I did a little research Wednesday evening (turns out there isn’t really a list of tenured assistant coaches that’s easy to find), and turned my attention to the 10 coaches (and schools) that have been at their school longer than Swinney has been at Clemson.

Iowa head coach Kirk Ferentz started in 1998 and his defensive coordinator is Phil Parker, who has been with the Hawkeyes since 1999. However, he spent the first 12 years as the secondary coach before taking over as defensive coordinator in the same year as Venables, 2012.

TCU’s Chad Glasgow was with the Horned Frogs from 2001-2010 as the safeties coach, left for a year, and then returned to coach the safeties in 2012. He’s been either the sole coordinator or co-coordinator since 2015. In Utah, Morgan Scalley is in his 14th year with the Utes but just his sixth as the defensive coordinator.

Oklahoma State’s Jim Knowles has been on the job since 2018. At Middle Tennessee State, Rick Stockstill hired our old friend Scott Shafer, who once famously spit gum in Swinney's direction when Shafer was the head coach at Syracuse. John Rudzinski has been at Air Force for 14 years but just four as the defensive coordinator.

Alabama’s Nick Saban has had a revolving door of coaches, including coordinators, and the Navy defensive coordinator is entering his third year. At Duke, David Cutcliffe’s co-defensive coordinators started as GA’s but have been on the job less than five years each. There has been a shakeup at Ohio, but neither defensive coordinator matches Venables’ 10 years in the same position at the same school.

Unless there is someone out there – and there could be – who has kept his job as defensive coordinator through a coaching change and been there longer than 10 years, Venables is tied with those other two for the longest-tenured coordinators. Of course, former Virginia Tech assistant Bud Foster would hold the outright title if he was still around.

Clemson’s staff stability has long been the talk of college football, and it helps that Athletic Director Dan Radakovich, President Jim Clements, and the Board of Trustees aren’t afraid to spend the money necessary to keep everyone happy. That kind of synergy – between the administration and the athletic department and the football staff – doesn’t happen everywhere. You can look at Florida State as a place that has had dysfunctional relationships for years, and that finally brought the program down.

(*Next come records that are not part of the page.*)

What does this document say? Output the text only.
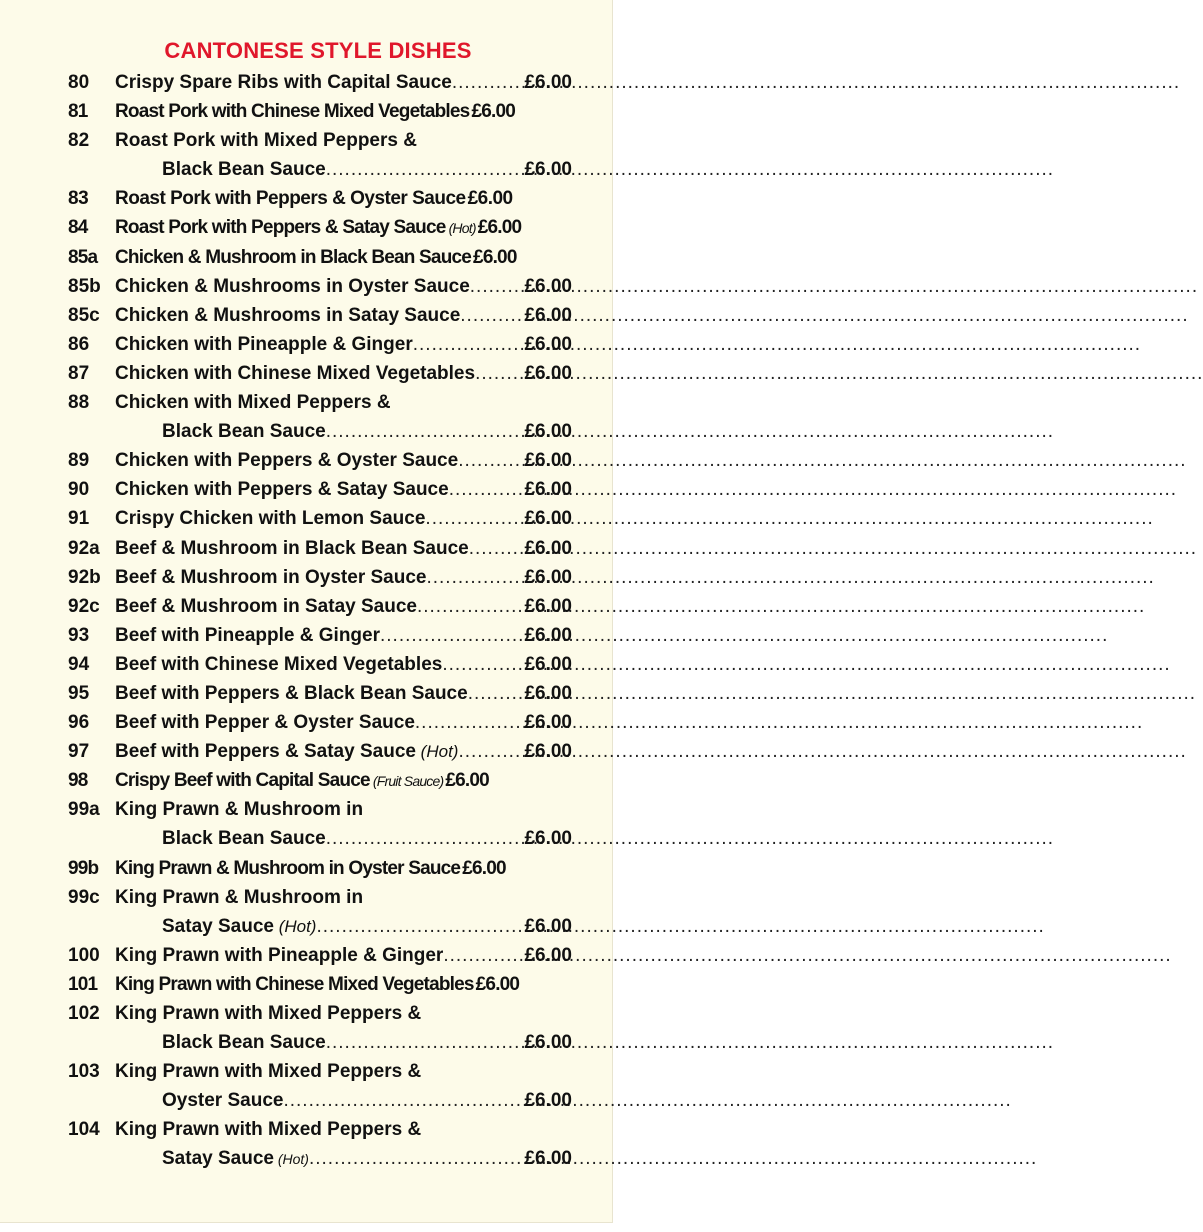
CANTONESE STYLE DISHES
80	Crispy Spare Ribs with Capital Sauce .....	£6.00
81	Roast Pork with Chinese Mixed Vegetables £6.00
82	Roast Pork with Mixed Peppers &
Black Bean Sauce .....	£6.00
83	Roast Pork with Peppers & Oyster Sauce £6.00
84	Roast Pork with Peppers & Satay Sauce (Hot) £6.00
85a Chicken & Mushroom in Black Bean Sauce £6.00
85b Chicken & Mushrooms in Oyster Sauce .....	£6.00
85c Chicken & Mushrooms in Satay Sauce .....	£6.00
86	Chicken with Pineapple & Ginger .....	£6.00
87	Chicken with Chinese Mixed Vegetables .....	£6.00
88	Chicken with Mixed Peppers &
Black Bean Sauce .....	£6.00
89	Chicken with Peppers & Oyster Sauce .....	£6.00
90	Chicken with Peppers & Satay Sauce .....	£6.00
91	Crispy Chicken with Lemon Sauce .....	£6.00
92a Beef & Mushroom in Black Bean Sauce .....	£6.00
92b Beef & Mushroom in Oyster Sauce .....	£6.00
92c Beef & Mushroom in Satay Sauce .....	£6.00
93	Beef with Pineapple & Ginger .....	£6.00
94	Beef with Chinese Mixed Vegetables .....	£6.00
95	Beef with Peppers & Black Bean Sauce .....	£6.00
96	Beef with Pepper & Oyster Sauce .....	£6.00
97	Beef with Peppers & Satay Sauce (Hot) .....	£6.00
98	Crispy Beef with Capital Sauce (Fruit Sauce) £6.00
99a King Prawn & Mushroom in
Black Bean Sauce .....	£6.00
99b King Prawn & Mushroom in Oyster Sauce £6.00
99c King Prawn & Mushroom in
Satay Sauce (Hot) .....	£6.00
100 King Prawn with Pineapple & Ginger .....	£6.00
101 King Prawn with Chinese Mixed Vegetables £6.00
102 King Prawn with Mixed Peppers &
Black Bean Sauce .....	£6.00
103 King Prawn with Mixed Peppers &
Oyster Sauce .....	£6.00
104 King Prawn with Mixed Peppers &
Satay Sauce (Hot) .....	£6.00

It also helps that the assistants love to coach for Swinney and love coaching for the Clemson fans.

“Coach Swinney is as good as there is in this profession," Venables said. “You can recruit great players and live and work in a place that’s got a sense of community to it. You have great appreciation from your fan base and great support. The stadium’s full each and every week, and you can beat anybody you play. There’s nobody on this earth that I have more respect for (than Swinney). I know who he is and what he stands for. And I know how he’s made me a better husband and a father and a Christian and a coach. And just very, very thankful for him.

“That doesn’t mean we have to agree with everything. He doesn’t expect that with everything he thinks. But we certainly are there to support him in every way. He’s as real as it gets. I know he’s a fierce leader, somebody that is an incredible man, husband, father, Christian, leader, coach. I know he cares deeply for his players and his program and the former players, and every one of the members of our families.”

Radakovich says that is the “secret sauce” that Clemson enjoys.

"Brent’s was really kind of easy," Radakovich said of the contract process. "I think if you look overall over the last five, six or seven years, part of the secret sauce if there really is any as it relates to the success of our football program is the fact that Dabo has been able to retain his assistants. He likes that. It’s great for the players. They have that constant voice. It’s good for Dabo. He continues to have the same people around him and that is something that is really important for the success of our program.

"We have had success so I think rewarding that success is important. So we have been able to do that. The Board has been very helpful in making that happen so we wanted to make sure we continue that into this year."